Static cold storage has remained the gold standard for organ preservation worldwide. However, preservation injury due to classic cold storage causes injury to the liver graft, regardless of the length of the preservation period, only the degree of injury varies. Good quality grafts tolerate well storage times cumulating up to 12 hours, while grafts derived from so called “extended criteria” donors (ECD) have a much higher risk for dysfunction. ECD grafts include hepatic macrosteatosis (< 30 %), donation after cardiac death (DCD), long ICU stay before procurement, elevated liver enzymes and prolonged cold ischemia (> 12 hours). The combination of these factors in a donor puts a recipient at high risk of postoperative graft failure. The incentive to use these organs is, however, high, because of the severe organ shortage. Based on this, new strategies for the safer use of those grafts are urgently needed.
In this context, machine perfusion appears as an attractive dynamic method which was first suggested already 100 years ago, but has been abandoned because of the complexity associated with this technique and because of the emergence of simple and convenient cold storage. During the past decade, however, a number of promising data regarding machine liver perfusion have been reported.

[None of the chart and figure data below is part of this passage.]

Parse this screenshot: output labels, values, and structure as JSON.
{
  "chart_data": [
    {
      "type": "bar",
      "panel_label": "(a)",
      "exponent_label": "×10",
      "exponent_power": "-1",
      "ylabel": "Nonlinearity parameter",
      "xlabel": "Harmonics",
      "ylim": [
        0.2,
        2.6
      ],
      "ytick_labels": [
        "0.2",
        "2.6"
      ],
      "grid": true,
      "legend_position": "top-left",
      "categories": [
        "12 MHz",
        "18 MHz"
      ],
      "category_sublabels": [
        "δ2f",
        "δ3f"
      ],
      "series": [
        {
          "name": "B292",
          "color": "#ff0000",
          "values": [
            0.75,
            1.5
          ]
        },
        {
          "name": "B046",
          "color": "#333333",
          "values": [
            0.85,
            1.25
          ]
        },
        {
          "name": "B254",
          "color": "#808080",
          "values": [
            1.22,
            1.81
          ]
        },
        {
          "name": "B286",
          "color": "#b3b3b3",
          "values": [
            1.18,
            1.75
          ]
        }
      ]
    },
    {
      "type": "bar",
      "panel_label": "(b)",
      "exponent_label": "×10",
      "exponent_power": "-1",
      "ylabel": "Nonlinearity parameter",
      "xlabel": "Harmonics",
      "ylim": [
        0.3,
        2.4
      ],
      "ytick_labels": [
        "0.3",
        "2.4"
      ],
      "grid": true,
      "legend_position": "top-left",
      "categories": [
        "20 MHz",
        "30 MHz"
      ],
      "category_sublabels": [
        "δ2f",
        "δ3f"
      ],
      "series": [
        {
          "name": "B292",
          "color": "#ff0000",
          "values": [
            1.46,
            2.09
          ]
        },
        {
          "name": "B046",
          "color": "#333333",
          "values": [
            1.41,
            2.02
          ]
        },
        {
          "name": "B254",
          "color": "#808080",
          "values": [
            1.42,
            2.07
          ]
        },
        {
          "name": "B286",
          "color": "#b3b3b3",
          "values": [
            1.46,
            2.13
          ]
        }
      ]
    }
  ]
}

We have developed during the past 15 years in several rat and pig liver models a cold oxygenated machine perfusion approach, which can be easily applied through the portal vein after conventional organ procurement and organ transport. Such concept, called hypothermic oxygenated perfusion (HOPE), is able to convert the hepatic cellular energy charge and results in subsequent less reperfusion injury. The mechanisms behind include a change in the mitochondrial electron transfer rate and a cleaning effect of the sinusoidal endothelium. Importantly, the optimal time of endischemic HOPE appears 1 to 2 hours. Practicability of this approach appears very high, due to the fact that machine perfusion could be performed after organ transport to the transplant center during recipient hepatectomy. Human application of this technique in DCD liver grafts is currently done in our center, showing promising preliminary results.